「トップダウン」と聞くとワンマン社長が周囲の意見も聞かず独断で物事を決めてしまうネガティブなイメージがあるが、それが決して悪いとも限らない。急成長を続け、25年12月期に売上高1200億円を見込むアシックス「オニツカタイガー」の歩みを知ると、理想的な意思決定を学べる。
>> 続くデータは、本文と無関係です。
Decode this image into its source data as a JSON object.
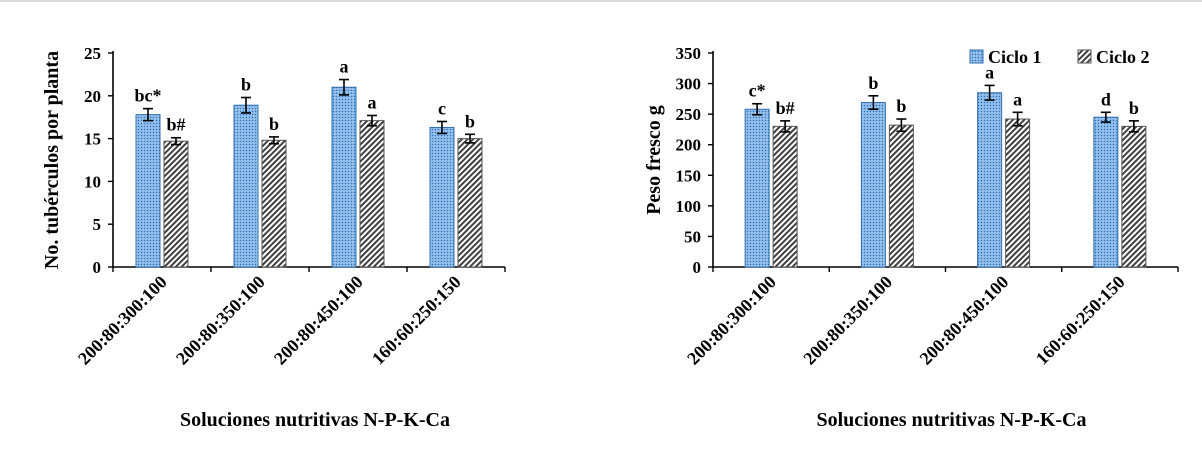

現在の躍進は自らを「ラグジュアリーライフスタイルブランド」と再定義し、展開商品や価格、店装を主導できる直販を軸に事業構造を変革できたことが大きい。ところが改革の始まった11年は売り上げに占める直販比率が5%程度。圧倒的に卸売りがビジネスの中心だった。そのため直営店を軸とした戦略を打ち出した当初は社内の反発が大きく、「店が大き過ぎる」「経費を掛け過ぎている」といった批判が相次いだ。
そんな混乱を鎮めたのは、当時社長だった尾山基氏(現シニアアドバイザー)。事業部長の方針に従うよう社員に指示し、組織も大胆に見直した。この決定後の成否は多くの人が知る通りだ。
業務を担うのは現場の従業員であり、組織運営は多くの人の賛同を得て進めるべきだ。しかし議論百出でその収拾に時間を要し、成長の時機を逸してしまうのでは本末転倒。会社の進むべき道はどちらか。大きな決断を下すのは組織の長の役割だ。オニツカタイガーの復活劇を見て、そう思った。